The linguist tells us about the books that have shaped her formidable career.

From a well-thumbed dictionary to a novel by one of the most influential Hindi authors of the 20th century, here’s what’s on Daisy Rockwell’s bookshelf.

Daisy Rockwell

Written by Daisy Rockwell

Creativity is in Daisy Rockwell’s blood. The writer, translator and painter (including the painting above) grew up in a family of artists in western Massachusetts, with her love of languages beginning as a child when she learned Latin aged twelve. She went on to study Hindi, French, Latin, ancient Greek, and German.

Rockwell has quietly built an impressive body of work in Hindi and Urdu literature and has translated a number of classic works. Her 2019 translation of Krishna Sobti’s A Gujarat Here, a Gujarat There was awarded the Modern Language Association’s Aldo and Jeanne Scaglione Translation Prize. For Rockwell, her translations have always been a deeply creative piece of work, which she strives to take far “beyond a mechanical reproduction of words and sentences”. 

It’s her translation of Geetanjali Shree’s 2019 novel Tomb of Sand which is shortlisted for the 2022 International Booker Prize. The novel – an urgent yet engaging protest against the destructive impact of borders – is the first Hindi novel ever to make the list. To celebrate, Rockwell shared a selection of books that have shaped her formidable career and inspired her along the way.

Daisy Rockwell

Speaking of Shiva translated by A. K. Ramanujan 

A.K. Ramanujan’s path-breaking 1973 collection of translations from Kannada of the works of four medieval Saivite saints was a revelation to me when I first read it in college, circa 1990. Ramanujan demonstrated through this work the infinite possibility of translation and the impossibility of untranslatability. I later had the good fortune to take a translation seminar with him before his untimely death in 1992, and that experience, coupled with this book, served as a guiding light to me in my translation practice. 

The Oxford Hindi-English Dictionary by R. S. McGregor 

Because a translator is nothing without her dictionaries. In my second year of graduate school, in 1993, R. S. McGregor’s Hindi-English dictionary was published. It was a game-changer! McGregor painstakingly sifted through many previous dictionaries to create for the first time a reliable modern dictionary of the Hindi language. I still have my first hardback copy – it’s falling to bits and the writing has worn off the spine. A friend once saw it lying on a table in my house and asked if it was the Bible. Yes. 
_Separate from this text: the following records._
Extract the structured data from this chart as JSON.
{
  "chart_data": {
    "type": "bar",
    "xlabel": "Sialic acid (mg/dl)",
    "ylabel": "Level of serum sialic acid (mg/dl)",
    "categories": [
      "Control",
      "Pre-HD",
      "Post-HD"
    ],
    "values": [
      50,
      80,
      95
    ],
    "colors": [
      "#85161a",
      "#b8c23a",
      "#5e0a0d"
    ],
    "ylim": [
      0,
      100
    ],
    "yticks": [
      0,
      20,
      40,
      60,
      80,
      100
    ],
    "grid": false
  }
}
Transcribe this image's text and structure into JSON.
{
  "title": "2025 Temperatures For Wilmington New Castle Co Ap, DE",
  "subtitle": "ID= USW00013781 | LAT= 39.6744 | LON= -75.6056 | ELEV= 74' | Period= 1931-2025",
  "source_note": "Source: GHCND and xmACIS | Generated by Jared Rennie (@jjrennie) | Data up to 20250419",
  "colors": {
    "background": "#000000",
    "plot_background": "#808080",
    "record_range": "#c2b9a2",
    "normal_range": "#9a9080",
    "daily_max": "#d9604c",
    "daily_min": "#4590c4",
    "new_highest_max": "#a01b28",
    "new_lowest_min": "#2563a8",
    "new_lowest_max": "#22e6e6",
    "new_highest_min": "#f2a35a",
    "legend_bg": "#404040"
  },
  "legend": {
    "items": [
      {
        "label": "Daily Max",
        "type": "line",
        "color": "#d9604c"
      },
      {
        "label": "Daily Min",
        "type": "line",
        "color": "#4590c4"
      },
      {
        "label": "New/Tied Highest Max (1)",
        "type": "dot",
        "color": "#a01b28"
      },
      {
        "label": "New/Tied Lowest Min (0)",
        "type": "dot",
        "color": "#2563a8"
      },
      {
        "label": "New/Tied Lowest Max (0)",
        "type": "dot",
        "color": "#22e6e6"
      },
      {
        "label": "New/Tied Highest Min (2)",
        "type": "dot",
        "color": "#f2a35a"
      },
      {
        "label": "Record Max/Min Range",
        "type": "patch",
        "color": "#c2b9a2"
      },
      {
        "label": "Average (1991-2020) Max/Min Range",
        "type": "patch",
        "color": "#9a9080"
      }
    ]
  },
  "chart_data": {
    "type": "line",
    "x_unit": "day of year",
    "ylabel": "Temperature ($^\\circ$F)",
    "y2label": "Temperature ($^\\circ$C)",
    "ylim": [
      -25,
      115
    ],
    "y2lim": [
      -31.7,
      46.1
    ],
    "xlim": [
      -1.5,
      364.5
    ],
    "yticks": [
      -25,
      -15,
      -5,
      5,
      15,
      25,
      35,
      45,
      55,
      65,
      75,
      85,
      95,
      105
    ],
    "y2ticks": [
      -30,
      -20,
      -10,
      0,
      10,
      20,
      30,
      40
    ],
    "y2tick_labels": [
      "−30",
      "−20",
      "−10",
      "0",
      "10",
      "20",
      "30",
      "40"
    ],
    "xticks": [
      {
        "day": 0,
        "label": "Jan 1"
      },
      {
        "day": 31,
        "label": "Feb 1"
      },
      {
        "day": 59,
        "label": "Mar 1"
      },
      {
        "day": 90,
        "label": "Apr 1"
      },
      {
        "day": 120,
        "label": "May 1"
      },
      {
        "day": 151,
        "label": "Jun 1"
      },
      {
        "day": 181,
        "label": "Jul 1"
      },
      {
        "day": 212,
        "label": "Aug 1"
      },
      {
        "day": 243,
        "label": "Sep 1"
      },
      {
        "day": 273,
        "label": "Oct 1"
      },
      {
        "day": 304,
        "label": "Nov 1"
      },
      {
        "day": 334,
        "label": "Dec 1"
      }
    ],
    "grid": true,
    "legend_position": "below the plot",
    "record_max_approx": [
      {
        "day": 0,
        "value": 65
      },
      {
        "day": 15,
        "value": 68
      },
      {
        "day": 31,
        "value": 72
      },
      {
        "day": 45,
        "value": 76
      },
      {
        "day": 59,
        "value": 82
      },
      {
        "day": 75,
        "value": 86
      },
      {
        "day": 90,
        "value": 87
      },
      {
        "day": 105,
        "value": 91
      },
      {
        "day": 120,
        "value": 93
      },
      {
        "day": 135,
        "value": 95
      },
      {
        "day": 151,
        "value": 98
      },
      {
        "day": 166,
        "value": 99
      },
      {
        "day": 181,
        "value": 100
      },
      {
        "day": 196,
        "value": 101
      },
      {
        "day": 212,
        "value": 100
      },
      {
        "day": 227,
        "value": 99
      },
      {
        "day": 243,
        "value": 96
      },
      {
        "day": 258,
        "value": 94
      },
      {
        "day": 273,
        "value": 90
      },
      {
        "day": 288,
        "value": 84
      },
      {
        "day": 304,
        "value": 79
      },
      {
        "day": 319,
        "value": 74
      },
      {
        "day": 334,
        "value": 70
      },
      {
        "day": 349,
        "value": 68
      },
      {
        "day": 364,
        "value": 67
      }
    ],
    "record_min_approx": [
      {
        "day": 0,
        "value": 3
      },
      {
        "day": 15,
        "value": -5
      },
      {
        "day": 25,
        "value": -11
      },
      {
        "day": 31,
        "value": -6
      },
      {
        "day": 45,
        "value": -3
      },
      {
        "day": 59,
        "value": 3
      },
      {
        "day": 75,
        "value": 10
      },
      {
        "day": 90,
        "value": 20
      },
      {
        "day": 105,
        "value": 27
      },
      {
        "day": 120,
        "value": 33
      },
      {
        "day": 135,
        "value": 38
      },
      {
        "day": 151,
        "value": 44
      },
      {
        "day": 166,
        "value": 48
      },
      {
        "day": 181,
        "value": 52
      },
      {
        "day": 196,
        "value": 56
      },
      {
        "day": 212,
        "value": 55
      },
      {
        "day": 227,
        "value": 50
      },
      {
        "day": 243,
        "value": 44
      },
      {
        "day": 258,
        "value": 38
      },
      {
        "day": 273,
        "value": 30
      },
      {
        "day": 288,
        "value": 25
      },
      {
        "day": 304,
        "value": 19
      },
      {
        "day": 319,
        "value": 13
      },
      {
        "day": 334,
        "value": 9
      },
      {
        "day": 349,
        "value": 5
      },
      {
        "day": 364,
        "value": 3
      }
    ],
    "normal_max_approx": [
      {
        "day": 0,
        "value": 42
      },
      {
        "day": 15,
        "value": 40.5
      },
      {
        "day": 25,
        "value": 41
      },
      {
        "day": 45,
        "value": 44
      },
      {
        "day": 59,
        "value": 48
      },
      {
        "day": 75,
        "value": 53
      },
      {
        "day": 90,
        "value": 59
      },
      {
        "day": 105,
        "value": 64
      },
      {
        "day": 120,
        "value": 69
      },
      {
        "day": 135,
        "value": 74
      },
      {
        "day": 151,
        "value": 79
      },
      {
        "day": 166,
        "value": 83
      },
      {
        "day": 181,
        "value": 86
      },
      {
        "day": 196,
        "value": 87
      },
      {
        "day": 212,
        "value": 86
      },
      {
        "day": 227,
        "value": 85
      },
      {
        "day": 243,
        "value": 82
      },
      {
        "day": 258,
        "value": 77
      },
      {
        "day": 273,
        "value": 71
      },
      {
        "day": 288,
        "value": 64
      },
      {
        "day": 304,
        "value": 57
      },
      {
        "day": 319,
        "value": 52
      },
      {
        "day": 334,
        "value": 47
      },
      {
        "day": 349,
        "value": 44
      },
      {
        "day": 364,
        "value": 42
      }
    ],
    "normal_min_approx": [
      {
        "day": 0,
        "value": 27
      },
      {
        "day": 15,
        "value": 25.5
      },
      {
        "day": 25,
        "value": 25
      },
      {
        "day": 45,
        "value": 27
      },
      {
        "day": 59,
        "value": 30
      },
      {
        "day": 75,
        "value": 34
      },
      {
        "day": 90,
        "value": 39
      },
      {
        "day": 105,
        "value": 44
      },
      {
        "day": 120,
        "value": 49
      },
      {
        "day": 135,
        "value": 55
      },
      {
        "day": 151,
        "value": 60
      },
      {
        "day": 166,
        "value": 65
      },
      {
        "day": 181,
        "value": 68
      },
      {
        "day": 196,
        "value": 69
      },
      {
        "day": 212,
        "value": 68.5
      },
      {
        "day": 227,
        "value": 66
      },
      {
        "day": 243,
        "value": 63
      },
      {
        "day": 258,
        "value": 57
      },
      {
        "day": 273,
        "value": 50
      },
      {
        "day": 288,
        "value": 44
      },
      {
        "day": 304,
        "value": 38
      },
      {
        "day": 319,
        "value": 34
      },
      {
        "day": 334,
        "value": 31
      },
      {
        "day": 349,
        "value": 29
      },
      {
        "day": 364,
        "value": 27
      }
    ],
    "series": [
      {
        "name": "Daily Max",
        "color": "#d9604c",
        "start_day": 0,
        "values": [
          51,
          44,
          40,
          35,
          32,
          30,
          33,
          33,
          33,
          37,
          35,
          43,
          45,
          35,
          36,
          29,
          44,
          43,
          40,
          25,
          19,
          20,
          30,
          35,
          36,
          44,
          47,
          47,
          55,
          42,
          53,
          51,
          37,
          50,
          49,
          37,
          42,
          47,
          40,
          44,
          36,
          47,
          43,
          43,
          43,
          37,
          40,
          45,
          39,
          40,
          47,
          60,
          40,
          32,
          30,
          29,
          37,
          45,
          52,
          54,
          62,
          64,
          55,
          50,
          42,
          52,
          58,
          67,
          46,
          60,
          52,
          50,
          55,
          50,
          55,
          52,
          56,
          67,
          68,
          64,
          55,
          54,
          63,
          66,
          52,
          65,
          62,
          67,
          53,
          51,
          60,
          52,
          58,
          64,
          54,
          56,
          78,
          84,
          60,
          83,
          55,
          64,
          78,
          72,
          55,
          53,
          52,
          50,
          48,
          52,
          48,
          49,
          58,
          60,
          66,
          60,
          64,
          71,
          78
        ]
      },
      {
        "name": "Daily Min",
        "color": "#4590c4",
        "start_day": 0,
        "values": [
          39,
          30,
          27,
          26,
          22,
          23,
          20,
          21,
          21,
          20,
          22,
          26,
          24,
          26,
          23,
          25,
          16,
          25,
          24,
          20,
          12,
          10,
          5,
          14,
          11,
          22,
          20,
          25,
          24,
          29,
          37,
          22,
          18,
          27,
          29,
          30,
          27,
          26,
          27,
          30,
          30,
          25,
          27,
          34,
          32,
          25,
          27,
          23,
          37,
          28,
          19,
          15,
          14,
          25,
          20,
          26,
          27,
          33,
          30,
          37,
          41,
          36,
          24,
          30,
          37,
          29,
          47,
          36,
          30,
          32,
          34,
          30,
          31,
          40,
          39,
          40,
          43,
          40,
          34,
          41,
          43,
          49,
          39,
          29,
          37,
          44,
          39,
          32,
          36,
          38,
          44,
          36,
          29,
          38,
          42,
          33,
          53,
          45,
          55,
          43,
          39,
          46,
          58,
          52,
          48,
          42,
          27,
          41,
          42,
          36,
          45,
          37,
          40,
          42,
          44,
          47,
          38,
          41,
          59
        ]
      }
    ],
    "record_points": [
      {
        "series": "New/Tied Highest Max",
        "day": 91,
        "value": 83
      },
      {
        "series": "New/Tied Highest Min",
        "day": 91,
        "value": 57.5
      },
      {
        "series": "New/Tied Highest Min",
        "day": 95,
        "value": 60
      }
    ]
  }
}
The Indo-Aryan Languages by Colin P. Masica 

This 1993 linguistic study might seem an odd choice, but the author was my mentor in graduate school, my first Hindi teacher, and the man who urged me to take up translation. Masica’s encyclopedic knowledge of Indian languages, and many more languages beyond the borders of South Asia, taught me how to understand the polyphonic, ever-expanding nature of the Hindi language, which, sadly, cannot be tidily contained in any one dictionary, not even R. S. McGregor’s. 

Falling Walls by Upendranath Ashk, translated from Hindi by Daisy Rockwell

I wrote my dissertation about Ashk’s seven-volume cycle of novels, a series with a Proustian attachment to detail and reconstructed memories. Published in 1947, Falling Walls is the first volume in the series which Ashk would spend the rest of his life nearly completing. The series is richly observed and covers five years in the life of the protagonist, an impoverished young Punjabi man struggling to find his way as a writer. I spent many years living with the novel, reading it, then writing about it, and finally translating it. Throughout that time, the novel – and Ashk – taught me a great deal about what it means to be an artist and live a creative life. 

A Gujarat Here, a Gujarat There by Krishna Sobti, translated by Daisy Rockwell 

Krishna Sobti (1925-2019) was one of the most influential Hindi authors of the 20th century. A feminist and experimentalist, she has inspired and influenced many prominent writers, including Geetanjali Shree. I had the good fortune to meet her several times and translate her last novel, which sadly came out shortly after her death. A Gujarat Here, a Gujarat There is a fictionalised memoir of Sobti’s time spent as the governess of a five-year-old maharaja just after Indian independence. It taught me a great deal about translating experimental, poetic writing, how to be an optimistic feminist, and so much more.